Louisiana constructing islands in the gulf to aid in oil cleanup
Monday, July 19, 2010
ON SAND BERM E-4 IN THE GULF OF MEXICO -- In theory, Louisiana's plan to hold back the BP oil spill sounds awe-inspiring, like an ancient myth made possible with oil-company money: To keep out an offshore invader, the state wants to make new land rise from the sea.
In reality, it looks slightly less impressive.
Here, more than 15 miles offshore, a dredging company is building an island about as wide as an interstate highway. This sandy strip is slowly getting bigger, as dredged-up mud gurgles and creaks down its spine in a rusty pipe and shoots out to form new land at its end.

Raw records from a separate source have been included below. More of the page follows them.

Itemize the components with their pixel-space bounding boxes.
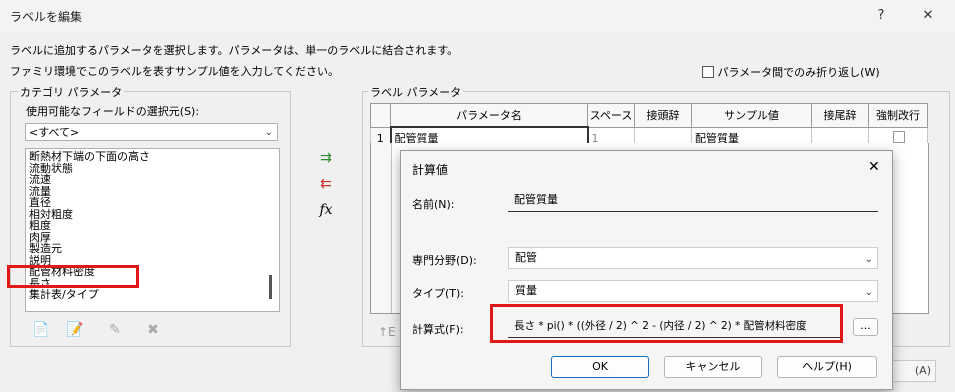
discipline-label: 専門分野(D): [412,254,477,267]
add-parameter-icon[interactable]: ⇉ [316,150,336,166]
column-header: 強制改行 [868,103,928,128]
column-header: スペース [587,103,635,128]
move-up-fragment[interactable]: ↑E [378,325,396,339]
list-item[interactable]: 流動状態 [26,162,279,175]
column-header: パラメータ名 [390,103,588,128]
column-header: サンプル値 [691,103,812,128]
remove-parameter-icon[interactable]: ⇇ [316,176,336,192]
field-source-select[interactable]: <すべて> ⌄ [25,123,278,141]
highlight-box-formula [490,304,843,343]
wrap-checkbox[interactable]: パラメータ間でのみ折り返し(W) [702,64,880,80]
calc-value-dialog: 計算値 ✕ 名前(N): 配管質量 専門分野(D): 配管 ⌄ タイプ(T): … [400,150,893,390]
name-input[interactable]: 配管質量 [508,190,878,212]
type-label: タイプ(T): [412,287,465,300]
type-value: 質量 [515,284,537,297]
help-dialog-button[interactable]: ヘルプ(H) [777,356,877,378]
table-header-row: パラメータ名 スペース 接頭辞 サンプル値 接尾辞 強制改行 [370,103,928,128]
window-title: ラベルを編集 [10,10,83,24]
new-parameter-icon[interactable]: 📄 [32,322,50,338]
list-item[interactable]: 直径 [26,197,279,209]
list-item[interactable]: 製造元 [26,243,279,255]
checkbox-box[interactable] [702,66,714,78]
break-checkbox[interactable] [893,130,905,143]
formula-label: 計算式(F): [412,323,464,336]
wrap-checkbox-label: パラメータ間でのみ折り返し(W) [717,66,880,79]
name-label: 名前(N): [412,198,455,211]
cancel-button[interactable]: キャンセル [664,356,762,378]
description-line-2: ファミリ環境でこのラベルを表すサンプル値を入力してください。 [10,65,340,78]
chevron-down-icon: ⌄ [864,254,873,265]
type-select[interactable]: 質量 ⌄ [508,280,878,302]
field-source-label: 使用可能なフィールドの選択元(S): [26,105,200,118]
scrollbar-thumb[interactable] [269,275,272,299]
list-item[interactable]: 流量 [26,185,279,198]
title-bar [0,0,955,32]
ok-button[interactable]: OK [551,356,649,378]
edit-parameter-icon[interactable]: 📝 [66,322,84,338]
description-line-1: ラベルに追加するパラメータを選択します。パラメータは、単一のラベルに結合されます… [10,44,459,57]
calc-dialog-title: 計算値 [412,163,449,177]
chevron-down-icon: ⌄ [864,287,873,298]
field-source-value: <すべて> [29,126,80,139]
formula-browse-button[interactable]: ... [853,318,878,336]
delete-parameter-icon[interactable]: ✖ [144,322,162,338]
list-item[interactable]: 断熱材下端の下面の高さ [26,151,279,163]
calc-dialog-close-icon[interactable]: ✕ [868,159,880,175]
list-item[interactable]: 相対粗度 [26,208,279,221]
discipline-select[interactable]: 配管 ⌄ [508,247,878,269]
list-item[interactable]: 肉厚 [26,231,279,244]
list-item[interactable]: 粗度 [26,220,279,232]
label-params-legend: ラベル パラメータ [368,84,464,100]
chevron-down-icon: ⌄ [264,127,273,138]
category-legend: カテゴリ パラメータ [18,84,125,100]
close-button[interactable]: ✕ [905,3,951,29]
discipline-value: 配管 [515,251,537,264]
modify-icon[interactable]: ✎ [106,322,124,338]
list-item[interactable]: 集計表/タイプ [26,289,279,301]
column-header: 接尾辞 [811,103,869,128]
highlight-box-list [7,265,139,288]
column-header: 接頭辞 [634,103,692,128]
column-header [370,103,391,128]
help-button[interactable]: ? [858,3,904,29]
list-item[interactable]: 流速 [26,174,279,186]
function-icon[interactable]: fx [316,202,336,218]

But this island is still less than a mile long: a spot, not a wall, in a vast sea tainted by oil.
Officially called Sand Berm E-4, it is part of this state's most ambitious plan to combat the oil and at the same time help stave off long-term coastal erosion. It is at the heart of a politically touchy spat between Louisiana and the federal government, and between Louisiana and some of its scientists, over how to fight the oil that has leaked from the Macondo well.
Louisiana officials say the most reliable way to stop the oil from reaching sensitive marshes is to put solid land -- built from sandbags, sand piles or plain old rocks -- in its way. But many scientists and environmentalists say they are not convinced that these efforts will do much good.
"They are going to cost a lot of money, and their ultimate value is very much in question," said Aaron Viles, of the nonprofit Gulf Restoration Network. In some places, he said, the state's land-building "may be doing more harm than good."
Louisiana is the closest land to the blown-out BP well, and its salt marshes are far harder to clean than the sandy beaches that dominate the coast in Mississippi, Alabama and Florida. Louisiana, led by Gov. Bobby Jindal (R), has reacted with furious work to keep oil out of those marshes -- and with criticism of the Obama administration for holding its efforts up.
State officials say they chose to build land barriers because they extend to the ocean floor, unlike the floating "containment boom." They can also stay put in a storm, unlike the barges used to block marsh inlets. The state says the land-building plan will still be necessary, even if the BP well remains capped.
There is already far too much oil in the water, Louisiana officials say, for skimming and controlled burns to eradicate it.
"There's not enough assets in this world right now to skim this thing offshore," said Deano Bonano, an official in Jefferson Parish who is overseeing efforts to protect the parish's marshes. "You're talking about an ocean of oil."
The state has already filled in 14 inlets that connected the marshes with the Gulf of Mexico, using mounds of dirt and giant sandbags in metal frames. But this man-made island is part of a far more ambitious effort: The state has proposed building 128 miles of islands in arcs off the coast, based on existing plans to rebuild lost barrier islands to fight erosion.